欧州もそうだ。ただし、今は、中国が先のような自分達の目的達成のためなら、手段を選ばないアプローチをとっているため、強い嫌悪感を抱かれているのは確かではあるが。
ところで、こうした中国のアグレッシブな姿勢は、今後も無くなりそうもないという考えを補強するかのような記事を、最近、たまたま目にした。
「辛亥革命110周年の記念式典で、習近平国家主席が『中台統一を必ず実現する』演説をした」(朝日新聞2021/10/10の朝刊より)
こういうニュースを見るにつけ、目的達成のためならある意味手段を選ばず強硬に突き進む中国のスタイルは今後も継続しそうな雰囲気がある。武力で威嚇しつつ、経済的な取り込みや、政治的な手段などあらゆるアプローチを使って、台湾を取り込んでいこうとするのではないだろうか。そうなれば当然、米中は対立するし、制裁措置も激化しかねない。ちなみに「ラストエンペラー・習近平」では、中国は「戦狼外交」を続けているし、やめられそうもない(だからそのまま行けば破滅する)と指摘している。
だいぶ脱線したが、まぁ、要するにこうしたいろいろなことを考えさせてくれるところが本書の魅力だ。

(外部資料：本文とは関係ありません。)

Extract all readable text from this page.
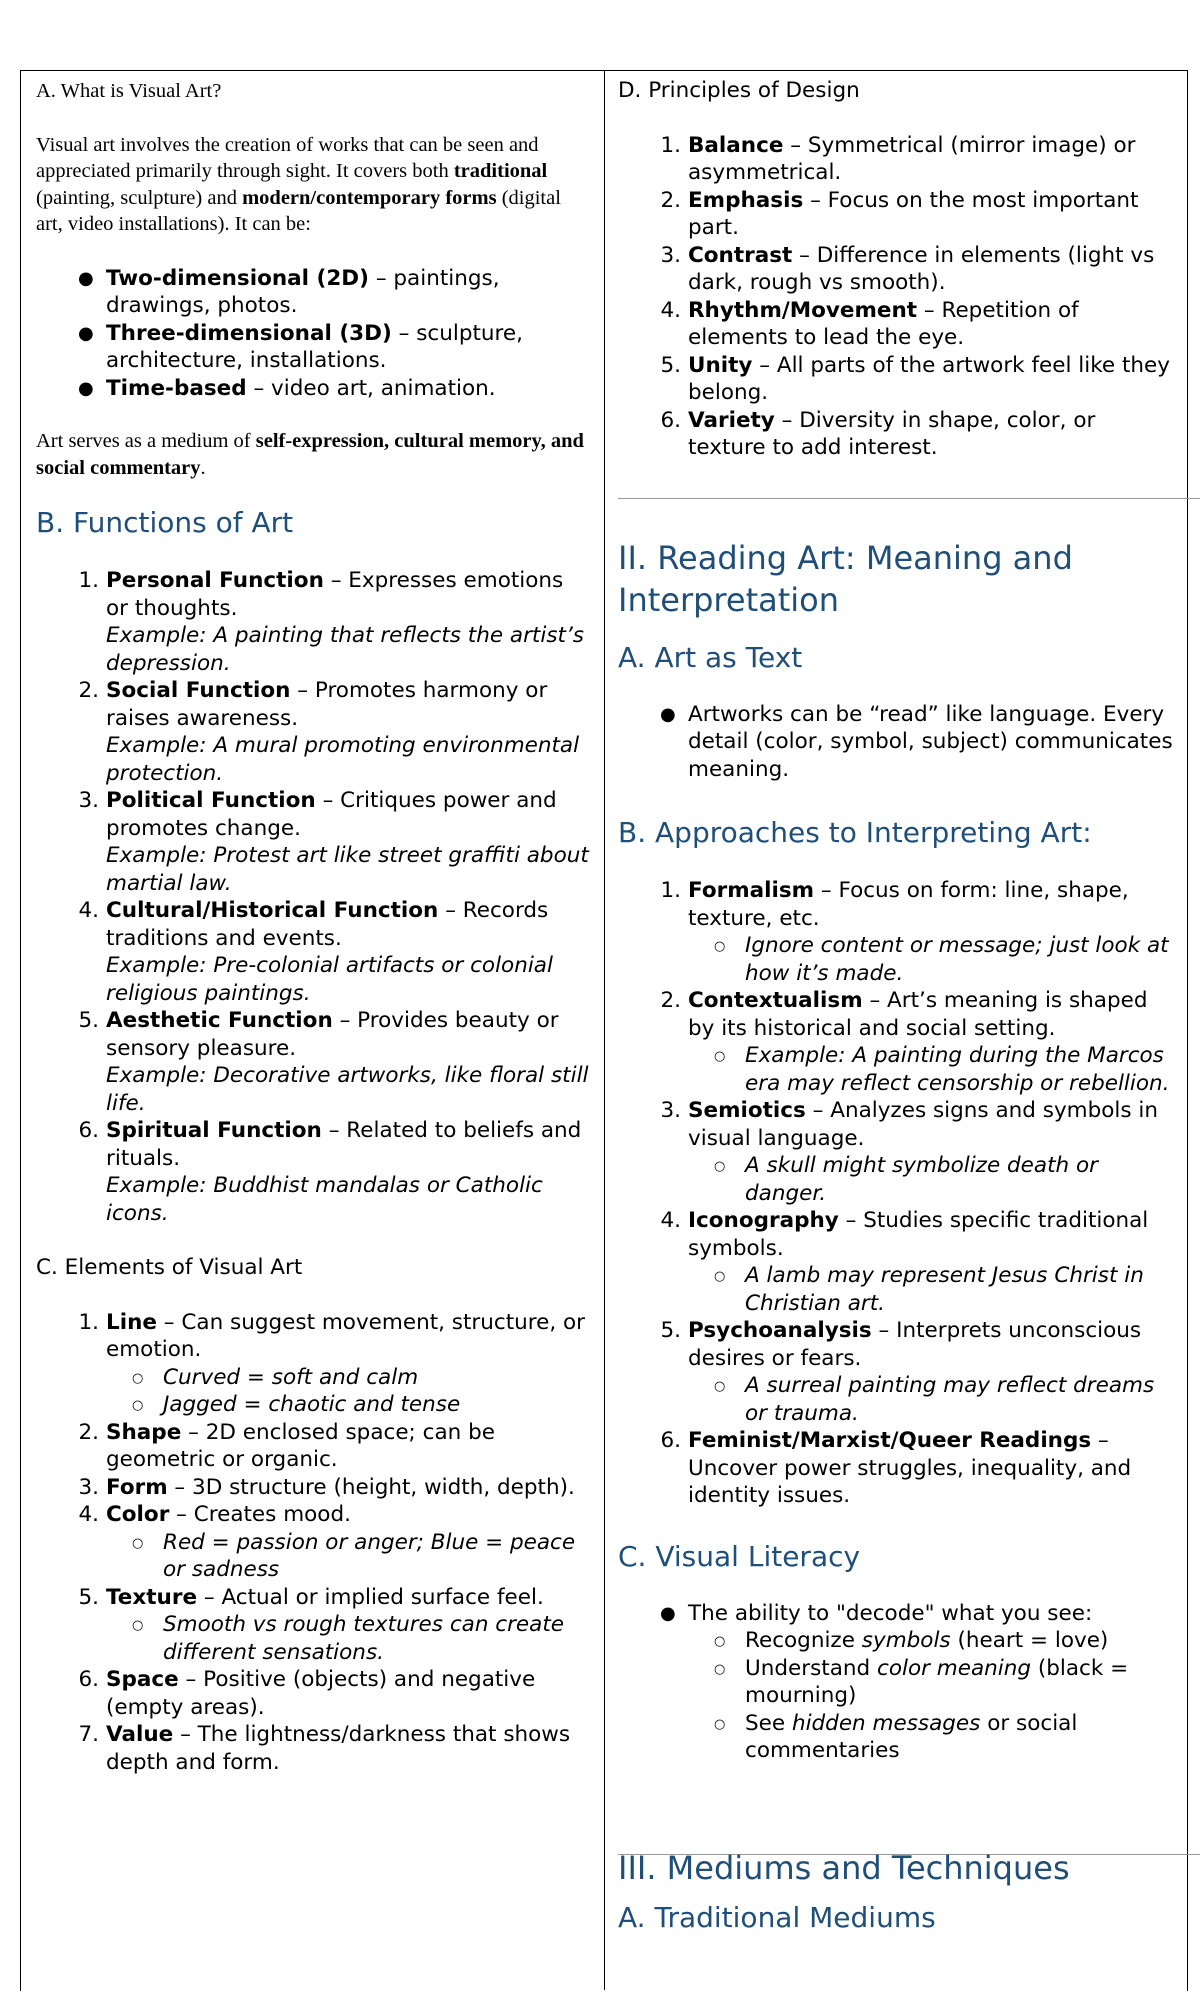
A. What is Visual Art?

Visual art involves the creation of works that can be seen and appreciated primarily through sight. It covers both traditional (painting, sculpture) and modern/contemporary forms (digital art, video installations). It can be:

● Two-dimensional (2D) – paintings, drawings, photos.
● Three-dimensional (3D) – sculpture, architecture, installations.
● Time-based – video art, animation.

Art serves as a medium of self-expression, cultural memory, and social commentary.

B. Functions of Art
1. Personal Function – Expresses emotions or thoughts.
Example: A painting that reflects the artist’s depression.
2. Social Function – Promotes harmony or raises awareness.
Example: A mural promoting environmental protection.
3. Political Function – Critiques power and promotes change.
Example: Protest art like street graffiti about martial law.
4. Cultural/Historical Function – Records traditions and events.
Example: Pre-colonial artifacts or colonial religious paintings.
5. Aesthetic Function – Provides beauty or sensory pleasure.
Example: Decorative artworks, like floral still life.
6. Spiritual Function – Related to beliefs and rituals.
Example: Buddhist mandalas or Catholic icons.

C. Elements of Visual Art

1. Line – Can suggest movement, structure, or emotion.
○ Curved = soft and calm
○ Jagged = chaotic and tense
2. Shape – 2D enclosed space; can be geometric or organic.
3. Form – 3D structure (height, width, depth).
4. Color – Creates mood.
○ Red = passion or anger; Blue = peace or sadness
5. Texture – Actual or implied surface feel.
○ Smooth vs rough textures can create different sensations.
6. Space – Positive (objects) and negative (empty areas).
7. Value – The lightness/darkness that shows depth and form.

D. Principles of Design

1. Balance – Symmetrical (mirror image) or asymmetrical.
2. Emphasis – Focus on the most important part.
3. Contrast – Difference in elements (light vs dark, rough vs smooth).
4. Rhythm/Movement – Repetition of elements to lead the eye.
5. Unity – All parts of the artwork feel like they belong.
6. Variety – Diversity in shape, color, or texture to add interest.
II. Reading Art: Meaning and Interpretation
A. Art as Text
● Artworks can be “read” like language. Every detail (color, symbol, subject) communicates meaning.
B. Approaches to Interpreting Art:
1. Formalism – Focus on form: line, shape, texture, etc.
○ Ignore content or message; just look at how it’s made.
2. Contextualism – Art’s meaning is shaped by its historical and social setting.
○ Example: A painting during the Marcos era may reflect censorship or rebellion.
3. Semiotics – Analyzes signs and symbols in visual language.
○ A skull might symbolize death or danger.
4. Iconography – Studies specific traditional symbols.
○ A lamb may represent Jesus Christ in Christian art.
5. Psychoanalysis – Interprets unconscious desires or fears.
○ A surreal painting may reflect dreams or trauma.
6. Feminist/Marxist/Queer Readings – Uncover power struggles, inequality, and identity issues.
C. Visual Literacy
● The ability to "decode" what you see:
○ Recognize symbols (heart = love)
○ Understand color meaning (black = mourning)
○ See hidden messages or social commentaries
III. Mediums and Techniques
A. Traditional Mediums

ただ漠然と「米中の関係性は今後こうなっていく」とか「今こんなことが起きている」といった定点観測の専門家の話を聞く前に、このように米中の関係性をストーリーとしてインプットしておくことは間違いなく有益だろう。今後の世界においてこの2国の動向に目が離せないのだから、それをする重要性はとても大きい。